HHS publishes new guidance on conducting risk analysis

Under the administrative safeguard provisions of the HIPAA Security Rule, covered entities are required to perform a risk analysis, specifically to “conduct an accurate and thorough assessment of the potential risks and vulnerabilities to the confidentiality, integrity, and availability of electronic protected health information held by the covered entity.” (45 CFR §164.308(a)(1)(ii)(A)) While this has been a requirement for HIPAA-covered entities since the security rule went into effect in 2005, it has received renewed attention due to stronger enforcement provisions in the HITECH Act and its inclusion as the single security-related measure included in the “meaningful use” rules under which eligible healthcare providers and professionals can qualify for financial incentives to acquire and implement electronic health record (EHR) technology. Following the passage of the HITECH Act, HHS delegated responsibility for enforcement of the security rule to the HHS Office for Civil Rights (OCR); OCR was already responsible for enforcement of the HIPAA Privacy Rule. Part of OCR’s enforcement role includes issuing guidance to covered entities on compliance with the requirements in the Security Rule, and OCR recently published new draft guidance on risk analysis. This may be informative for covered entities in general, and should represent at least a staring point for providers and professionals seeking to demonstrate meaningful use.

The draft guidance issued by OCR relies in large part on references to existing risk management and risk assessment approaches and guidelines contained in several NIST Special Publications, only one of which is specific to HIPAA (Special Publication 800-66, Introductory Resource Guide for Implementing the Health Insurance Portability and Accountability Act (HIPAA) Security Rule). The most relevant of these NIST guidance documents are Special Publication 800-30, Risk Management Guide for Information Technology Systems, and Special Publication 800-115, Technical Guide to Information Security Testing and Assessment. The HHS Office of the National Coordinator (ONC) also produced a security practice guide for small health care practices in 2008 that serves as a sort of primer for health care providers who need to understand the basic security considerations relevant to their practices, and includes a number of references to more detailed information and guidance materials. Although the ONC small practice guidance document is linked from the new OCR draft guidance, health care practices of any size should not rely on the ONC document alone, as it does not reflect considerations related to the HITECH Act, including meaningful use.

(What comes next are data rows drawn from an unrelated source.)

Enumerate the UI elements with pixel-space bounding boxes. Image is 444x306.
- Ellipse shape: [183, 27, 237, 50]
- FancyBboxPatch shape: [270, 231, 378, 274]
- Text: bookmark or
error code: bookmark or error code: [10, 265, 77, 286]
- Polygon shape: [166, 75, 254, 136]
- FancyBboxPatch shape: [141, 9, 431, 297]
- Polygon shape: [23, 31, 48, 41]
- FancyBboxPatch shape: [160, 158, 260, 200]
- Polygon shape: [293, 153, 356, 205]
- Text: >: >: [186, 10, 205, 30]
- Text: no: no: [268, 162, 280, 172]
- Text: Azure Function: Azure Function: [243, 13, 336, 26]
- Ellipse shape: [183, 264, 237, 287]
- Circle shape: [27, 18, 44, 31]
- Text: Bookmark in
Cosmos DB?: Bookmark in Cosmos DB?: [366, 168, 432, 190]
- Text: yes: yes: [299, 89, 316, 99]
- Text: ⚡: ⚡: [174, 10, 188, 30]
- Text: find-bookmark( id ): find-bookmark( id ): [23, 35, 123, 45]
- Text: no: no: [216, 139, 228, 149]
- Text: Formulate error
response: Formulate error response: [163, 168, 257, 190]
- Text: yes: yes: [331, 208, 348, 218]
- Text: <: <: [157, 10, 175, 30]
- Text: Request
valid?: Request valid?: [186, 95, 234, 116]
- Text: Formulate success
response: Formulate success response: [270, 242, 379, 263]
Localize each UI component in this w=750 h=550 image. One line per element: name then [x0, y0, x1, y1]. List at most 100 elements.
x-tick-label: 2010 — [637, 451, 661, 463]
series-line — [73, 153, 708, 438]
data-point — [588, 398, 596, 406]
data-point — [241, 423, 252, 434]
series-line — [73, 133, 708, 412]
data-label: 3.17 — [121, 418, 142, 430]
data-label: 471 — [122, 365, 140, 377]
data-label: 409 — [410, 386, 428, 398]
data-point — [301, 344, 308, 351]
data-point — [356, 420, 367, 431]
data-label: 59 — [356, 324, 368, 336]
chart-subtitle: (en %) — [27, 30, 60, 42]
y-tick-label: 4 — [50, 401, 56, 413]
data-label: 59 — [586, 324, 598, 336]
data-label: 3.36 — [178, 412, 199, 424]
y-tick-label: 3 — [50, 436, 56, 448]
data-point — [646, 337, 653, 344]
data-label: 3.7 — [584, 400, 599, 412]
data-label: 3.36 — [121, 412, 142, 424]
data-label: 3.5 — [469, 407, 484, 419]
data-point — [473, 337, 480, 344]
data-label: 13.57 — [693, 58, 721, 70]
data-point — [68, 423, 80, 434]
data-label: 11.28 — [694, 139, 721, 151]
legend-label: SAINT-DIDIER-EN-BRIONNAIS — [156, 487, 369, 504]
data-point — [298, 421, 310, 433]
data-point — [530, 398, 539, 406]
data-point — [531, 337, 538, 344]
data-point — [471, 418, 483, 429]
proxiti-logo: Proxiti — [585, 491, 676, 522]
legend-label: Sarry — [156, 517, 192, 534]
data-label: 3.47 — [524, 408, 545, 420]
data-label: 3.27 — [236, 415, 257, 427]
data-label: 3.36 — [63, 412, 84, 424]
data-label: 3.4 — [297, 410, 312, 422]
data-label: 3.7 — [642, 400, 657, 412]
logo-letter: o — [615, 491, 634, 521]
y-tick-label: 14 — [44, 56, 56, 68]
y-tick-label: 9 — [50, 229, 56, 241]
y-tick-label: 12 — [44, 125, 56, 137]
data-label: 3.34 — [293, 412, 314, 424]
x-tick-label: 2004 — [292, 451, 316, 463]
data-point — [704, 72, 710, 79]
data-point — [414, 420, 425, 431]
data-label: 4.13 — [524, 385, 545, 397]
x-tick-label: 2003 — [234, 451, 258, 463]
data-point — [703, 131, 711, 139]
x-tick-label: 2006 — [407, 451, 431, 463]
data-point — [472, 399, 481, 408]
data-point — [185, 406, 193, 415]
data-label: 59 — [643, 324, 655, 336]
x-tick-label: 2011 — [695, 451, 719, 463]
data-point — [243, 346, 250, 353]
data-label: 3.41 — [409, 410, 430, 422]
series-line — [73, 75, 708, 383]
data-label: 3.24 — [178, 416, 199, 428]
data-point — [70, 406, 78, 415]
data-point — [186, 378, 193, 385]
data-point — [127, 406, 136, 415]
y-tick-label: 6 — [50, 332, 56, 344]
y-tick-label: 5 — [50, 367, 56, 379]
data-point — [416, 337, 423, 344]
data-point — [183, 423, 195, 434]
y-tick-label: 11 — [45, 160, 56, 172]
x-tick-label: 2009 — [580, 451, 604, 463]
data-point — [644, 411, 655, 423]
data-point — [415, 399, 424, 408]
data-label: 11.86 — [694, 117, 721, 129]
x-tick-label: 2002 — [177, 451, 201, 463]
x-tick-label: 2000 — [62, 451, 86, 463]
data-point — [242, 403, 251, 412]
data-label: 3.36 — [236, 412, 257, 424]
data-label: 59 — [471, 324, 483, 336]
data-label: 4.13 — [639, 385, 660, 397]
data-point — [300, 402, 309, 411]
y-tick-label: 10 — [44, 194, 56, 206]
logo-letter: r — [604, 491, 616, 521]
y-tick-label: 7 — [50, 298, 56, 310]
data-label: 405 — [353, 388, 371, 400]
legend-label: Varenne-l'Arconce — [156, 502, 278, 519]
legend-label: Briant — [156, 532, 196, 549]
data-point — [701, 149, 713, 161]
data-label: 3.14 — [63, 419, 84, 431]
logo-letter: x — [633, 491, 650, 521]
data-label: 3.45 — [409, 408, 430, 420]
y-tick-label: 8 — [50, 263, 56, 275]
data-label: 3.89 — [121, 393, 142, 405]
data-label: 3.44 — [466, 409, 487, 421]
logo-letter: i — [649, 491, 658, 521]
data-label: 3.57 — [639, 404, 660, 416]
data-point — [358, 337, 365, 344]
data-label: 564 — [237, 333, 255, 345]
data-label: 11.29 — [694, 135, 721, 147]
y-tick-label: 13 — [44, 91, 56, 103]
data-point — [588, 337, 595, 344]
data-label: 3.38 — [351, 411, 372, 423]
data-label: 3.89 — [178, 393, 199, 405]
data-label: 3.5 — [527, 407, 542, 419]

One limitation of the existing government guidance applicable to risk analysis is that substantially all of the guidance is written in a way that focuses on risk assessments of individual information systems, not on organizations overall. This limitation is important because the risk analysis requirement under the HIPAA Security Rule is not limited to systems used by covered entities, but instead address risks to any protected health information held by the organization. It seems reasonable to assume that despite the emphasis of the meaningful use rules on EHR systems, the scope for a risk analysis conducted to satisfy the meaningful use measure should address all potential risks to health information the organization has, not just the data associated with an EHR system. Also, as is likely not lost on private sector health care organizations, there are many sources of risk management and risk analysis guidance outside of materials produced by the U.S. federal government, notably including the ISO/IEC 27000 series of international standards, which covers risk assessment and risk management for information systems, particularly in ISO/IEC 27005 and the risk assessment section of ISO/IEC 27002. Organizations looking for more enterprise-level perspectives on assessing and managing risk can find relevant guidance in ISO 31000, within major IT governance frameworks such as ISACA’s Risk IT Framework based on COBIT or the Risk Management section of the Information Technology Infrastructure Library (ITIL).